Colombo, Human Rights, Peace and Conflict

TOLERATING THE INTOLERABLE: AN EPILOGUE TO UVINDU

Uvindu Kurukulasuriya’s inaugural piece in Groundviews is an aptly Niemölleresque exhortation to greater civic responsibility in the defence of political freedom, civil liberties and the Rule of Law. It comes at a time when Sri Lanka is once again returning to a ‘Bheeshana Yugaya’, the previous experiences of which should have toughened the resolve of Sri Lankans to never allow a repeat. It appears, however, that rather than resistance, that experience has inured Sri Lankans to serial abuse much like a tragic case of battered wife syndrome.

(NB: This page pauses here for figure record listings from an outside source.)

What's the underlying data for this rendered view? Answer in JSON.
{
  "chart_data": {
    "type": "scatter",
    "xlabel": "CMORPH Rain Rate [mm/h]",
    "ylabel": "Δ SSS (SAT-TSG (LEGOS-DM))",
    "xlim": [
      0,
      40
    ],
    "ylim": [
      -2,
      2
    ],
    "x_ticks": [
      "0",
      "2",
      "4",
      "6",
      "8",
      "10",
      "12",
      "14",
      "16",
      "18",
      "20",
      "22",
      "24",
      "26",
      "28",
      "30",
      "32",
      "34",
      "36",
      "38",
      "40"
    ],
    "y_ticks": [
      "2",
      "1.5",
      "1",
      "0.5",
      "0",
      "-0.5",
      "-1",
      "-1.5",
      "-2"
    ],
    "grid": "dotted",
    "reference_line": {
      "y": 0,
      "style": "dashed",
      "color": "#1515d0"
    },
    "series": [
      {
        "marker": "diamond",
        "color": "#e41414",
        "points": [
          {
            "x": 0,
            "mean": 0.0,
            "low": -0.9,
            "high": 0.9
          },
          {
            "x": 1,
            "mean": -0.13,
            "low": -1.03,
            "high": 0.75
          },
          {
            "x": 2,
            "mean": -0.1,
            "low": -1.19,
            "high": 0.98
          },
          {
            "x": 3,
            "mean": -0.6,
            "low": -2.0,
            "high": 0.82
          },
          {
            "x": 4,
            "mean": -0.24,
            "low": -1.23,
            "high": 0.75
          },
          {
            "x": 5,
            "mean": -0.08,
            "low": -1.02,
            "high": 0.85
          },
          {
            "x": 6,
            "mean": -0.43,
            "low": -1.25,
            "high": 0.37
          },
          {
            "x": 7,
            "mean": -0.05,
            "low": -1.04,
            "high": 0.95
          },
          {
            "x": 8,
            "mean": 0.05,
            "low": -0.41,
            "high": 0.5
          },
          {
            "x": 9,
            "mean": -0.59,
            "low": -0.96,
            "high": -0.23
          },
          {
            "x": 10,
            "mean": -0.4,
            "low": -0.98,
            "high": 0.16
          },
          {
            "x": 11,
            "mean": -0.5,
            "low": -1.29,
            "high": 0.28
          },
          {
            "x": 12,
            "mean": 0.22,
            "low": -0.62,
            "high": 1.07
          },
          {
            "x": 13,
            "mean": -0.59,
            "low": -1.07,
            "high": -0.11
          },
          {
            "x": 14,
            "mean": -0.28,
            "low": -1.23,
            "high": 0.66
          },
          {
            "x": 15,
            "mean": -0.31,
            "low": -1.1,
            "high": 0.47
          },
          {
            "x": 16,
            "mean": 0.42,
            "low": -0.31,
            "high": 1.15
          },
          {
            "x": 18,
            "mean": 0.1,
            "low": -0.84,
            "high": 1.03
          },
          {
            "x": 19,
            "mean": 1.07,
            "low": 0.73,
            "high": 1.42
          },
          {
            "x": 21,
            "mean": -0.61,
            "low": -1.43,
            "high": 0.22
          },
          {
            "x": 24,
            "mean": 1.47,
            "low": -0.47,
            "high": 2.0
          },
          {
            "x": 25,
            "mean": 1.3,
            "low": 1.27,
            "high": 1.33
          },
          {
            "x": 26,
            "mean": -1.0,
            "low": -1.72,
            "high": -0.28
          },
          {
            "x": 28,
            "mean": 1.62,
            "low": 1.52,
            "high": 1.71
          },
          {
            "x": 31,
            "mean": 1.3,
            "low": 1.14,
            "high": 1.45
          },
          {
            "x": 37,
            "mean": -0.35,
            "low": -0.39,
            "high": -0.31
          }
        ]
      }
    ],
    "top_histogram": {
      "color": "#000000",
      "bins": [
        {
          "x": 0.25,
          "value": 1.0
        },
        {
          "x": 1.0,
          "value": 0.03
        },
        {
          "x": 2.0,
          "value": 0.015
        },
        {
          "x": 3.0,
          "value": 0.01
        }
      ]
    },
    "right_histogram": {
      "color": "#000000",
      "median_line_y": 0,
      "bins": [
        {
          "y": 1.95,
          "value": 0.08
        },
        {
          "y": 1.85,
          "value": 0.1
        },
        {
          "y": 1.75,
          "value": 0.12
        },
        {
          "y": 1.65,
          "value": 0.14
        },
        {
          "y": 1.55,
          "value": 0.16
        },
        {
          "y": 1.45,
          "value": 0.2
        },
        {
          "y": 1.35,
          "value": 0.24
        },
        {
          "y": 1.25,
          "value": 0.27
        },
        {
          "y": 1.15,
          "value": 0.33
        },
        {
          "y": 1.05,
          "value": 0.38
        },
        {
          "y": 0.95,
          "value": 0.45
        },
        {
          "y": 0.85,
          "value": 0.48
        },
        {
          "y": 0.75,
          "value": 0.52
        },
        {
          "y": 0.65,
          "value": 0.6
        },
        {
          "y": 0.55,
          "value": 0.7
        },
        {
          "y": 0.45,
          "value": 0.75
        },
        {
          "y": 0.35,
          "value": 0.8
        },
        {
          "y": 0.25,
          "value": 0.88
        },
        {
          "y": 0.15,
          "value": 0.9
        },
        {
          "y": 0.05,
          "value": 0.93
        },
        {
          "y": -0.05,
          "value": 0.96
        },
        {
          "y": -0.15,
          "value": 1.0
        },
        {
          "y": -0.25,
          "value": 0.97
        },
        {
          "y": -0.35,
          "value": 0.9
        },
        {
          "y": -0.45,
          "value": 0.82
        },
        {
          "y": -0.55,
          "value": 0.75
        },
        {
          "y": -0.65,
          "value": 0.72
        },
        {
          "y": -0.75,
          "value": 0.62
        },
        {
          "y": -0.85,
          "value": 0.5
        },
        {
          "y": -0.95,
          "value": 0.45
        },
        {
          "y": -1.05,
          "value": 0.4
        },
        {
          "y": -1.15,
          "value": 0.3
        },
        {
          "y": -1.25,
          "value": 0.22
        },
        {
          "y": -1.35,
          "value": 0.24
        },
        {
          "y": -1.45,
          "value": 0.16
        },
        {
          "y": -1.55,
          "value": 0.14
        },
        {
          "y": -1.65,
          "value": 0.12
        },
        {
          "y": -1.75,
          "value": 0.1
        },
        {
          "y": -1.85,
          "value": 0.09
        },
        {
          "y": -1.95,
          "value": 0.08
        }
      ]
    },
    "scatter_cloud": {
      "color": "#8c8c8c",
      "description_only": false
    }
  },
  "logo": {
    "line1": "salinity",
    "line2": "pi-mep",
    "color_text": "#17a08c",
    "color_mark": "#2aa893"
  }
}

I would like to offer some further parallels in addition to the historical ones that Uvindu mentions in his article. In September 1930, Hitler was called to testify at a trial of three army officers accused of high treason for infiltrating the army with Nazi propaganda. He stated: “The national-socialist movement will try to attain its aims in this State by constitutional means. The constitution only prescribes the methods but not the goal. We will try to obtain the necessary majorities in the legislative bodies by constitutional means in order to mould the State, once we have succeeded, into the form which conforms to our ideas.” Thus it was not through revolution or a coup d’etat but rather through the democracy offered by the liberal constitution of the inter-war Weimar Republic that the Nazis seized power. It is also interesting to note that the system of proportional representation in the Weimar constitution meant that the Nazis were unable to gain an outright electoral majority, but focussed on regime consolidation once they had a foothold in the Reichstag, including through the passage of the Ermaechtigungsgesetz, which alienated parliamentary power to the executive.

Thus democracy itself validated a political movement that negated democracy through its mandate. This paradox at the heart of the democratic ideal is addressed by liberals by recourse to arguments about natural law and rights inhering in the human being that cannot be annulled by any political authority however legally or legitimately constituted. Thus constitutionalism, the Rule of Law and fundamental rights are advanced as the inviolable bulwark against the temporary tyranny of democratic majorities as well as ideologies of political power that seek to subordinate the individual to the collective and freedom to authority.

Carl Schmitt, the most famous intellectual apologist of the Nazis, however, thought differently. In his attack on liberal democracy and constitutionalism, he argued that the liberal view of politics based on liberty, individual autonomy and freedom of choice was irrelevant to understanding the real nature of politics. To him, politics is a permanent state of crisis in which the basic reducible relationship is that between friend and foe. That is, the central political calculation is deciding whether one is with us, or against us. Thus the state of emergency which this permanent crisis entails is the exception to the liberal democratic norm of constitutional government. In this permanent ‘exception’ there are no norms, no rules, no law. There is only the political calculation of survival against the ‘enemy’, which in the Nazi worldview extended from political detractors such as Leftists and liberals to eugenic inferiors such as Jews and the Roma. In Schmitt’s theory, the decision whether the state of exception existed was the sole prerogative of the sovereign dictator, and having proclaimed such state of exception, the sovereign dictator is only bound to make the correct decisions that ensure the survival of the State. Neither he nor his decrees are bound by liberal constraints such as constitutionality or political morality; his legitimacy comes from the fact that he exercises power in defence of the State against the enemy.

This particular legal theory may sound frightening in the abstract, and revolting in lending intellectual respectability, such as it were, to Nazism in the light of subsequent events in Europe. Even more scary, however, is how close to the knuckle Schmitt strikes in considering Sri Lanka’s own experience of hyper-nationalism as well as emergency rule.

In Sri Lanka, emergency rule has been the norm, not the exception, since the 1970s. The suspension of ordinary law, attenuation of fundamental rights and incursions into liberty and safeguards have been effectuated by constitutional means no doubt, but once that is done, the State apparatus has continuously operated in a legal limbo that has been a gory carnival of killing, abduction and torture. Political space for the expression of views and ideas is sanctioned only to the extent that it accords with the politics of the State: i.e., one is either with it or against it, and to hold otherwise is to court physical danger. In short, everything – law, politics, society – is subordinated to the State, which in the normless and lawless state of emergency, means the interests and the viewpoints of those who control the State.

Given our habitual tolerance of intolerant politics, it may well be that populist authoritarianism is the authentic condition, the genuine article, in the politics of Sri Lanka, in which the ruled do not measure their rulers against standards of democratic freedom such as other societies use. If that is indeed the case, will the last democrat leaving Sri Lanka, please turn off the lights?